Ainsi, plutôt que réserver l’état poétique à une sorte d’immobilité perceptive, j’imagine qu’il serait plus juste de reconnaître que, riche d’émotions, sentiments, pensées et sensations, celui-ci suscite le désir - de faire quelque chose de tout cela, ou avec tout cela.
Un désir qui se révèle trait d’union entre perception et action. Et trait d’union entre le monde interne et le grand dehors.
Nous sommes ici dans la vie Aquarelle sur papier, 30/40 cm, Mai 2026
La mise à distance du sensible
Malheureusement, il se trouve que nos sociétés dévalorisent autant la sensibilité qu’elles survalorisent l’utilitarisme. Nous avons tous intégré qu’il nous faudrait agir, notamment travailler, et que le plaisir ou le déplaisir des perceptions serait secondaire, moins sérieux, peut-être même un peu honteux à l’âge adulte.
Les générations précédentes pouvaient être encore davantage encouragées à ne pas y accorder d’importance et même éventuellement les faire taire…
Ces injonctions là ne font-elles pas perdre leur saveur à ce que nous vivons ? Ne nous éloignent-elles pas du goût de vivre ? Ne nous poussent-elles pas à nous réduire à des espèces de machines qui font ce qu’elles doivent impérativement faire ? Comme des robots conçus pour produire, et qui, pour rester compétitifs face aux vraies machines, devraient encore davantage mettre de côté ce qu’ils ressentent comme douleurs, fatigues, troubles, envies ou plaisirs ? Des « presque machines » tout au mieux capables de cocher les cases de ce qu’elles croient devoir faire. Quand elles y parviennent.
Ce n’est pas un scoop, cette désastreuse situation est souvent la nôtre. Non satisfait de nous mettre toutes et tous en compétition constante, l’utilitarisme exige que nous fabriquions des machines… pour ensuite nous jeter dans une course contre celles-ci ! Course dans laquelle ces machines ont l’avantage de ne connaître ni la fatigue, la douleur, le plaisir, le rêve, l’amour ou la pensée qui, elle aussi, gêne cette course, par sa tendance à diverger, s’élargir, se ramifier, se complexifier, s’approfondir, s’ouvrir et s’enrichir de toutes les couleurs et saveurs dont elle se nourrit1. Pour l’ultralibéralisme, la pensée est bienvenue si elle se restreint à l’approche calculatrice, mais s’agit-il encore de pensée ?

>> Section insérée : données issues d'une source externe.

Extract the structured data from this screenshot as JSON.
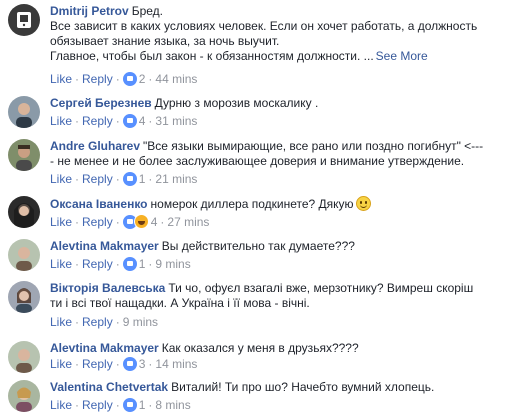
{
  "actions": {
    "like": "Like",
    "reply": "Reply",
    "dot": "·"
  },
  "comments": [
    {
      "author": "Dmitrij Petrov",
      "text": "Бред.",
      "lines": [
        "Все зависит в каких условиях человек. Если он хочет работать, а должность",
        "обязывает знание языка, за ночь выучит.",
        "Главное, чтобы был закон - к обязанностям должности. ..."
      ],
      "see_more": "See More",
      "reactions": "2",
      "time": "44 mins"
    },
    {
      "author": "Сергей Березнев",
      "text": "Дурню з морозив москалику .",
      "reactions": "4",
      "time": "31 mins"
    },
    {
      "author": "Andre Gluharev",
      "text": "\"Все языки вымирающие, все рано или поздно погибнут\" <---",
      "lines": [
        "- не менее и не более заслуживающее доверия и внимание утверждение."
      ],
      "reactions": "1",
      "time": "21 mins"
    },
    {
      "author": "Оксана Іваненко",
      "text": "номерок диллера подкинете? Дякую",
      "reactions": "4",
      "time": "27 mins"
    },
    {
      "author": "Alevtina Makmayer",
      "text": "Вы действительно так думаете???",
      "reactions": "1",
      "time": "9 mins"
    },
    {
      "author": "Вікторія Валевська",
      "text": "Ти чо, офуєл взагалі вже, мерзотнику? Вимреш скоріш",
      "lines": [
        "ти і всі твої нащадки. А Україна і її мова - вічні."
      ],
      "time": "9 mins"
    },
    {
      "author": "Alevtina Makmayer",
      "text": "Как оказался у меня в друзьях????",
      "reactions": "3",
      "time": "14 mins"
    },
    {
      "author": "Valentina Chetvertak",
      "text": "Виталий! Ти про шо? Начебто вумний хлопець.",
      "reactions": "1",
      "time": "8 mins"
    }
  ]
}
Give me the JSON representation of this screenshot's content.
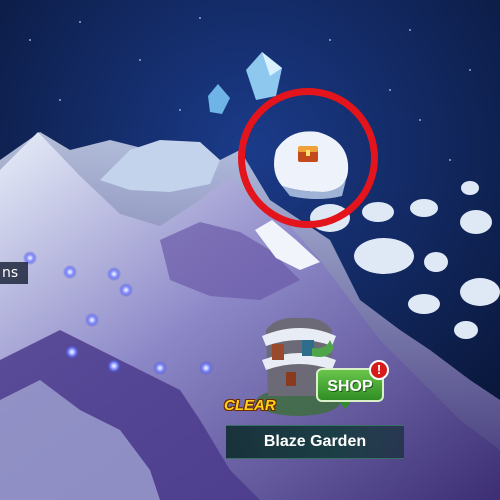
{
  "map": {
    "region_label_partial": "ns",
    "stage": {
      "clear_label": "CLEAR",
      "name": "Blaze Garden"
    },
    "shop": {
      "label": "SHOP",
      "alert": "!"
    }
  },
  "colors": {
    "sky": "#0b1a44",
    "marker_ring": "#e3141b",
    "shop_green": "#2f8d25",
    "clear_gold": "#ffd21a"
  },
  "icons": [
    "treasure-chest-icon",
    "alert-icon",
    "path-node-icon"
  ]
}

L’inconvénient d’être humain (!)
C’est sidérant : nous sommes parvenus à nous convaincre que « vivre sa vie » ou « réussir sa vie » signifie : entrer dans une course où nos sensations, sentiments, émotions et pensées sont des handicaps !
Nous avons inventé un genre de compétition qui englobe tous les aspects du monde et de la vie, une grande machine à compétition qui fabrique et met en scène rien de moins que l’échec d’être humain.
Cerise sur le gâteau du burlesque : nous nous passionnons pour une course à celui qui fera la machine prétendument intelligente, capable de singer la sensibilité et la pensée, cette sensibilité et cette pensée qui nous caractérisent, qui embarrassent tant toutes les formes de domination.
Le besoin de souffler
Acrobaties Aquarelle sur papier, 30/40 cm, Mai 2026
Éprouvés par le caractère inhumain de ce triste et affligeant cauchemar de l’absurde, chaque employé n’attend plus qu’une chose plus ou moins secrètement : la pause, la fin de la journée, la fin de la semaine, les congés. Comment ne pas comprendre cette aspiration au repos ? Des gens bien intentionnés y ont d’ailleurs réfléchis et ont fabriqué des « aires » sur le côté de cette merveilleuse autoroute sociale du productivisme et de l’obéissance, avec ses douleurs physiques et psychologiques, son non-sens, son conformisme et son ennui.
Déçus, nous ne trouvons dans ces aires de repos qu’une forme d’inaction, d’appauvrissement il me semble, de passivité.
D’autres espaces de compensation existent. Plutôt qu’inviter à l’assoupissement, ils sollicitent l’action pour l’action, dans une forme de défouloir pulsionnel, tant agir par pure obligation nous a contraint. Ou tant nos efforts de représentation - pour nous montrer moralement corrects ou performants et admirables - ont saturé nos corps-esprits. Comme ces « rage rooms » ou « chambres de fureurs », concept venu du Japon des années 2010, où des personnes viennent se défouler en cassant tout dans une pièce avec, au choix, une masse, une batte ou une hache. Selon le prix que vous accepterez d’investir, vous pourrez bénéficier de la formule, « Standard », « Rage » ou « Apocalypse » pour fracasser des assiettes, de l’électroménager ou une voiture. Je n’invente rien2.
On est loin de la poésie.
Ceci étant, l’existence de ce type de dispositif ne révélerait-elle pas l’envie de briser les symboles et les idoles du consumérisme ?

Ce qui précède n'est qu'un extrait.